Dalam situasi di mana kecepatan tidak lagi menjadi keunggulan utama melawan pertahanan yang disiplin, tim memerlukan strategi serangan terstruktur yang matang dan eksekusi presisi untuk memastikan poin maksimal dapat dicetak. Taktik yang paling efektif sering kali melibatkan kombinasi pergerakan pemain tanpa bola yang konstan, pemanfaatan screen yang legal dan kokoh, serta operan cepat untuk memancing pertahanan lawan keluar dari posisinya. Salah satu contoh taktik terstruktur yang paling populer adalah motion offense, yang menuntut setiap pemain memahami posisi rekan setim dan bergerak secara sinkron untuk menciptakan peluang tembakan terbuka. Keberhasilan taktik ini tidak diukur dari seberapa cepat bola bergerak, melainkan dari seberapa baik pertahanan lawan terpecah konsentrasinya.
Pentingnya peran point guard dalam strategi serangan ini tidak bisa diremehkan, karena mereka adalah jenderal lapangan yang harus mampu membaca kelemahan pertahanan lawan dan memanggil skema serangan yang tepat. Pemain harus dilatih untuk membaca situasi, seperti kapan harus melakukan pick and roll untuk menciptakan mismatch, atau kapan harus menahan bola untuk memancing penjaga zona keluar dari area bawah keranjang. Latihan rutin pada pola serangan terstruktur akan membangun kepercayaan diri pemain untuk mengeksekusi skema meskipun di bawah tekanan waktu yang sempit (shot clock). Pelatih harus menekankan kedisiplinan dalam setiap pergerakan, karena satu pemain yang salah posisi akan merusak seluruh skema serangan dan membuat peluang tembakan menjadi tidak efektif.

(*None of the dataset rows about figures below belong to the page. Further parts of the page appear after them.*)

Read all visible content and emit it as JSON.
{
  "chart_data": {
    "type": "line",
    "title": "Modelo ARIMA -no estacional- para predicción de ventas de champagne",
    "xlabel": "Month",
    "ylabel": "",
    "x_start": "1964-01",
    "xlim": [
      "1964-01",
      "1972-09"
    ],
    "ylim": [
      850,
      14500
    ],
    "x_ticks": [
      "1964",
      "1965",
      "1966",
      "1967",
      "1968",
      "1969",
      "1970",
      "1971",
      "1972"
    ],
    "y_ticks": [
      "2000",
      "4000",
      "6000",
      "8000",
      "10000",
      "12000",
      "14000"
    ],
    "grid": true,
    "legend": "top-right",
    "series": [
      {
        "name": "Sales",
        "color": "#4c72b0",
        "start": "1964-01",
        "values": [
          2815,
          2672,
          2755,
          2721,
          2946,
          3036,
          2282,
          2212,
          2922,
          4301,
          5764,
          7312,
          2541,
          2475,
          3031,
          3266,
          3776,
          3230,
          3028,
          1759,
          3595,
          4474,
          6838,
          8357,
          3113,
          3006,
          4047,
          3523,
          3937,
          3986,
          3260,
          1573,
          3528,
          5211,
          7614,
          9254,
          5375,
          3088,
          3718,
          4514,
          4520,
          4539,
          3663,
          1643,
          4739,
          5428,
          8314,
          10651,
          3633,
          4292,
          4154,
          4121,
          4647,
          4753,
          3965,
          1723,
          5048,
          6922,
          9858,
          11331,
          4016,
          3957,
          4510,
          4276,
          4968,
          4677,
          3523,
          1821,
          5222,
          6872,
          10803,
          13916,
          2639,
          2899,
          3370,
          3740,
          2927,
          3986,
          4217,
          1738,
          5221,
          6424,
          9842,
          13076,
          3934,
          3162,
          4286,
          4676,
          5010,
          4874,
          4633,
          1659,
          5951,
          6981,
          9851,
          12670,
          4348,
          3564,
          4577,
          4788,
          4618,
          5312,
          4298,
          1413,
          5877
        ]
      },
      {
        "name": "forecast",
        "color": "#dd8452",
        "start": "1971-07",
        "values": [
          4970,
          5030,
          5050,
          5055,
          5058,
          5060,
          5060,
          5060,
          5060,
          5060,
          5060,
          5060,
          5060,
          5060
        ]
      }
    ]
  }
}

Selain pergerakan pemain, penggunaan screen dalam strategi ini adalah kunci untuk menciptakan separation antara penyerang dan penjaganya, memberikan waktu bagi penembak untuk melepaskan tembakan tanpa gangguan. Taktik seperti backdoor cut juga efektif jika pertahanan lawan terlalu fokus menjaga pemain di luar dan mengabaikan pergerakan menuju keranjang. Pemain harus dilatih untuk memiliki kesabaran tinggi dalam mencari peluang terbaik, bukan sekadar melakukan tembakan pertama yang terbuka namun memiliki persentase keberhasilan rendah. Komunikasi visual dan verbal yang baik antar pemain akan memastikan bahwa operan dilakukan ke ruang yang tepat dan timing pergerakan pemain sinkron dengan operan bola.
Dalam menghadapi pertahanan man-to-man yang ketat, strategi isolasi (isolation) untuk pemain bintang juga bisa efektif jika dilakukan pada saat yang tepat dan didukung oleh ruang (spacing) yang cukup oleh rekan setim. Pelatih harus mampu menganalisis pertahanan lawan dan menyesuaikan taktik serangan terstruktur untuk mengeksploitasi kelemahan spesifik lawan, baik itu penjaga yang lambat atau pertahanan zona yang kurang disiplin. Latihan simulasi pertandingan dengan skenario pertahanan zona rapat akan membantu pemain terbiasa menghadapi berbagai situasi tanpa panik dan tetap mengikuti skema serangan yang disepakati. Produktivitas mencetak angka akan meningkat secara signifikan jika tim mampu mengeksekusi strategi terstruktur dengan disiplin dan presisi tinggi.